Wir zogen uns wieder unsere eigenen Sachen an und gingen auf den Korridor.

Dort begegneten wir vier Jungen in unserem Alter. Sie mussten gerade aus der Sporthalle gekommen sein, da sie Trainingsanzüge trugen, ihre Taschen über die Schulter geworfen hatten und ihre Haare noch nass vom Duschen waren.
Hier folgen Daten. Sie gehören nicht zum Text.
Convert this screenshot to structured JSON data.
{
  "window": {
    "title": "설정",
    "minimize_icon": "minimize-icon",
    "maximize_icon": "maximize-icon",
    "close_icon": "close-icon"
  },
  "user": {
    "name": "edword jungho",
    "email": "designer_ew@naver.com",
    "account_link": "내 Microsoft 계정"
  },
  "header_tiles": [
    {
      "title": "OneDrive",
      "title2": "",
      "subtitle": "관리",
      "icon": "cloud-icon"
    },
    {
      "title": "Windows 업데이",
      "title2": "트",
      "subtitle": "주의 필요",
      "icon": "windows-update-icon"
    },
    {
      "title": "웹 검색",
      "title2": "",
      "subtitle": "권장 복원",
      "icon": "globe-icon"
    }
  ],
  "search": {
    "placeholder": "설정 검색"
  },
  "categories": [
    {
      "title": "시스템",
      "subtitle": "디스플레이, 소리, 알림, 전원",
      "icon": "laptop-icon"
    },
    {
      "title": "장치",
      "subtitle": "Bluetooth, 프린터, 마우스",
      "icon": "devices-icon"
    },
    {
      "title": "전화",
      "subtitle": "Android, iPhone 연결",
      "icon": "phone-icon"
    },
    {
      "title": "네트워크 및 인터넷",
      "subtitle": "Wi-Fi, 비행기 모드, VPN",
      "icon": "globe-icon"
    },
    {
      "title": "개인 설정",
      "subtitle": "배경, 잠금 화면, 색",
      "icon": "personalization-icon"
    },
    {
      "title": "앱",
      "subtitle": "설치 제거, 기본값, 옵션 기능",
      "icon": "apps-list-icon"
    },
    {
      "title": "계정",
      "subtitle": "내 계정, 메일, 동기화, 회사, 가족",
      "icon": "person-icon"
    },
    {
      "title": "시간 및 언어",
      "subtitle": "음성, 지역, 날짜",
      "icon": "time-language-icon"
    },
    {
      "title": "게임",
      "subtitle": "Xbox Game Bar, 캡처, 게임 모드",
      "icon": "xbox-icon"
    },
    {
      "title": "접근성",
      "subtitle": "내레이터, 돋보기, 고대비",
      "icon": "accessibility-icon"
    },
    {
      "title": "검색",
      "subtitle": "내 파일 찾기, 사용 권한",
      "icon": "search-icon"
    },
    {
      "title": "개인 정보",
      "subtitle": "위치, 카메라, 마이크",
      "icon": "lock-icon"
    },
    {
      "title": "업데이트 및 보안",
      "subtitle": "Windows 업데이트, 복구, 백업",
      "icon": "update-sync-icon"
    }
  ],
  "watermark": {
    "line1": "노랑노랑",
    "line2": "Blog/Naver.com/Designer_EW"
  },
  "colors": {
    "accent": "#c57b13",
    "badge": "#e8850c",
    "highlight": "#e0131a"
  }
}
»Neulinge!«, freute sich einer. Es war sofort zu sehen, dass es der Anführer war. Er war größer und stärker als seine Freunde. »Ihr wohnt also auch hier?«

»Ja!« Lion schob mich plötzlich zur Seite und ging voran. »Hier.«

»Na dann, ihr müsst euch noch anmelden«, meinte der Junge. »Ist das klar?«

»Eine Schlägerei?«, fragte Lion ruhig.

Der Junge nickte.

»Ich bin dabei!«, stimmte Lion zu.

Ich bekam einen Schreck. Ich mag keine Schlägereien. Ich hatte mich bisher vielleicht fünfmal geschlagen, na ja, wenn man meine ganz frühe Kindheit nicht mitzählt.

Was für eine dumme Angewohnheit! Bevor man Freundschaft schließt, muss man sich erst einmal schlagen!

»Fangen wir an!«, forderte währenddessen der Junge. Er warf seine Tasche auf den Boden und schritt auf Lion zu.

Irgendetwas war geschehen. Es sah aus, als ob Lion auf der Stelle leicht nach oben gesprungen und wieder erstarrt wäre.

Sein Gegner, einen Kopf größer als er, fiel auf den Boden und drückte beide Handflächen gegen sein Gesicht.

Aus der zerschlagenen Nase floss Blut. Der Junge jaulte leise wie ein beleidigter Welpe.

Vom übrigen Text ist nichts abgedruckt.